In contrast, the Innawarra Track looked hardly used. It was rough and deeply rutted.

Penny’s car wasn’t built for rough. She was driving her gorgeous little sports car. Pink. The car had been her father’s engagement gift to her, a joyful signal to the world that Penny had done something he approved of.

That hadn’t lasted. Of course not—when had pleasing her father lasted? Right now she seemed to be doing a whole lot wrong.

She was facing a creek crossing. It had been raining hard up north. She’d heard reports of it on the radio but hadn’t taken much notice. Now, what looked to be a usually dry creek bed was running. She got out of the car, took off her pink sandals and walked across, testing the depth.

Samson was doing no testing. Her little white poodle stood in the back seat and whined, and Penny felt a bit like whining too.

‘It’s okay,’ she told Samson. ‘Look, it only comes up to my ankles, and the nice lady on the satnav says this is the quickest way to Malley’s Corner.’

Samson still whined, but Penny climbed back behind the wheel and steered her little car determinedly through the water. There were stones underneath. It felt solid and the water barely reached the centre of her tyres. So far so good.

Her qualms were growing by the minute.

She’d estimated it’d take her two hours tops to reach Malley’s, but it was already four in the afternoon and the road ahead looked like an obstacle course.

‘If worst comes to worst we can sleep in the car,’ she told Samson. ‘And we’re getting used to worst, right?’

Samson whined again but Penny didn’t. The time for whining was over.

‘Malley’s Corner, here I come,’ she muttered. ‘Floods or not, I’m never turning back.’

* * *

Matt Fraser was a man in control. He didn’t depend on luck. Early in life, luck had played him a sour hand and he hadn’t trusted in it since.

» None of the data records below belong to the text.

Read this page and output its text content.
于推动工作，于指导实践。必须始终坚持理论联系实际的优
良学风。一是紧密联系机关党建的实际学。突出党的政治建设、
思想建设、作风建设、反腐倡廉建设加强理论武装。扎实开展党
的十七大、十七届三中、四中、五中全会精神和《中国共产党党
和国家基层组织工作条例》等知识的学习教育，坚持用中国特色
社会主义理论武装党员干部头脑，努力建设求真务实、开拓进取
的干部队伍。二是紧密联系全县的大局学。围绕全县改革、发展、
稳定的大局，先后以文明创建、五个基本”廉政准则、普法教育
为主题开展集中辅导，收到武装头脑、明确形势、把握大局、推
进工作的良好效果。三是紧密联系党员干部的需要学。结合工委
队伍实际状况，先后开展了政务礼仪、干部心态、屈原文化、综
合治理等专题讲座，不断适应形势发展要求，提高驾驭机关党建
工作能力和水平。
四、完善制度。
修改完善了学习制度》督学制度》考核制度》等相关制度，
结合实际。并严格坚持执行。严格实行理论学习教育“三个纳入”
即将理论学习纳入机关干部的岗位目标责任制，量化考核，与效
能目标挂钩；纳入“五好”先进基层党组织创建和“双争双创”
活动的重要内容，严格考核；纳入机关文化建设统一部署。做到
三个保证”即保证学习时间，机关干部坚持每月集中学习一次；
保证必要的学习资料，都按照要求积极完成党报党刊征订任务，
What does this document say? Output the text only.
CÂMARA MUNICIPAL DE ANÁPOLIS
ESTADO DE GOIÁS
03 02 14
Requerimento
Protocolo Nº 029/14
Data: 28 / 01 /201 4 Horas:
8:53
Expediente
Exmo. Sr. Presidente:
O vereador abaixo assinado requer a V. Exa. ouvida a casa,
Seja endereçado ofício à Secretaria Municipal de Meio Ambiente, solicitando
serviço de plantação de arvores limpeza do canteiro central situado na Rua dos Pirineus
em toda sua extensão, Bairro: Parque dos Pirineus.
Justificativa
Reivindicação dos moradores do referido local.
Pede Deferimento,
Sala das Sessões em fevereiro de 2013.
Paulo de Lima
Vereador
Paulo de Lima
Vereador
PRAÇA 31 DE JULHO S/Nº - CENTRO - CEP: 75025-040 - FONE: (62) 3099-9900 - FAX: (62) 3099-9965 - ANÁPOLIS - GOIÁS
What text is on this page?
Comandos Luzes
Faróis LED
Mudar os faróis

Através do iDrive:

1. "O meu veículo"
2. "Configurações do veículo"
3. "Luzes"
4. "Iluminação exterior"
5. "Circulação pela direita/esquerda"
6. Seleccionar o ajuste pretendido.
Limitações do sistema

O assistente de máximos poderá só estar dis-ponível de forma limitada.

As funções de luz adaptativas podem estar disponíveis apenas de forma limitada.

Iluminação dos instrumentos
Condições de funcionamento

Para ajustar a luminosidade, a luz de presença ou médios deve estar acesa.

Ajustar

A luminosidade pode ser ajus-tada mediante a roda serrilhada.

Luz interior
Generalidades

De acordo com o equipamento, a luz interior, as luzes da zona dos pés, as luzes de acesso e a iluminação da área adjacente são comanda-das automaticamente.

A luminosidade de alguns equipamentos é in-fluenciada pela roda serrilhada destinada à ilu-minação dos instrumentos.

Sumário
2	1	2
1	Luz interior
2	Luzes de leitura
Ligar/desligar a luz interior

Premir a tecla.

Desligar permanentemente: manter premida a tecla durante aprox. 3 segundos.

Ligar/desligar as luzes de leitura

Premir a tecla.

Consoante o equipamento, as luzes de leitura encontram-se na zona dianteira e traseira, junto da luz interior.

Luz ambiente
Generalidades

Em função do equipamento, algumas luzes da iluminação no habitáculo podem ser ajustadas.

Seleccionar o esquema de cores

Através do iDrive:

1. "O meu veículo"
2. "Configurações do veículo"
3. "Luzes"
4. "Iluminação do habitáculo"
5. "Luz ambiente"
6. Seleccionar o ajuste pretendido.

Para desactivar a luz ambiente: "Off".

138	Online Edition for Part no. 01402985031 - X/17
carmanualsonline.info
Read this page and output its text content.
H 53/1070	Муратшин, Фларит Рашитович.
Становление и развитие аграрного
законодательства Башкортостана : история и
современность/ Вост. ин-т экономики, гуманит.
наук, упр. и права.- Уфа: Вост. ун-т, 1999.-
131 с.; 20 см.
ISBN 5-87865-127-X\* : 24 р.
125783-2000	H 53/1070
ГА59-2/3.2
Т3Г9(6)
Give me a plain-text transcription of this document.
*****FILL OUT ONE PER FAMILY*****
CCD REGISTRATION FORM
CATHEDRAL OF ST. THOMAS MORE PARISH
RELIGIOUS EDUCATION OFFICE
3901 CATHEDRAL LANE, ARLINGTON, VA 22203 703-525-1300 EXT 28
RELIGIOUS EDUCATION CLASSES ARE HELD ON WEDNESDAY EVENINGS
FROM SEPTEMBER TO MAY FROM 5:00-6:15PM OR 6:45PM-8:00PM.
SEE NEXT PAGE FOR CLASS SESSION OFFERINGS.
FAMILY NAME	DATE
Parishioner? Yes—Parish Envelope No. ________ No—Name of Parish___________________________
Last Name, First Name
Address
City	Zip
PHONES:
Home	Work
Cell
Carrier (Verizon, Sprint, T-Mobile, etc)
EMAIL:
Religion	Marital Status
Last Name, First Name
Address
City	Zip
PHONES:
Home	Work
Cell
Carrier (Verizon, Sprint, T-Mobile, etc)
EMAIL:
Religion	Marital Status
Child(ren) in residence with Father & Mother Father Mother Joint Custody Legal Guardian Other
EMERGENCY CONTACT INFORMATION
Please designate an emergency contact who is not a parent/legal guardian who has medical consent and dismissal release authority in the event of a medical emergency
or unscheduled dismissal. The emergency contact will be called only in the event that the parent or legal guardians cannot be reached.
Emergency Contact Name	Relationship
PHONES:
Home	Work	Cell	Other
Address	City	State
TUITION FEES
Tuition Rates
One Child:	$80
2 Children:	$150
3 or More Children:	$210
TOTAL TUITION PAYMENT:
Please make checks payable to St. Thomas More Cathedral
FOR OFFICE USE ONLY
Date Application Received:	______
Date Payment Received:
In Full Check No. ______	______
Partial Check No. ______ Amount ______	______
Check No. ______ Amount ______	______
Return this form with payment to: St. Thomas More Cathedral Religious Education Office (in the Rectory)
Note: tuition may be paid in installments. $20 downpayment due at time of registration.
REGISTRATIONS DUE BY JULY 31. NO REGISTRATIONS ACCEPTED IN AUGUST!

When he was twelve, Matt’s mother had taken a job as a farmer’s housekeeper. For Matt, who’d spent his young life tugged from one emotional disaster to another, the farm had seemed heaven and farming had been his life ever since. With only one—admittedly major—hiccup to impede his progress he’d done spectacularly well, but here was another hiccup and it was a big one. He was staring out from his veranda at his massive shearing shed. It was set up for a five a.m. start. His team of crack shearers was ready but his planning had let him down.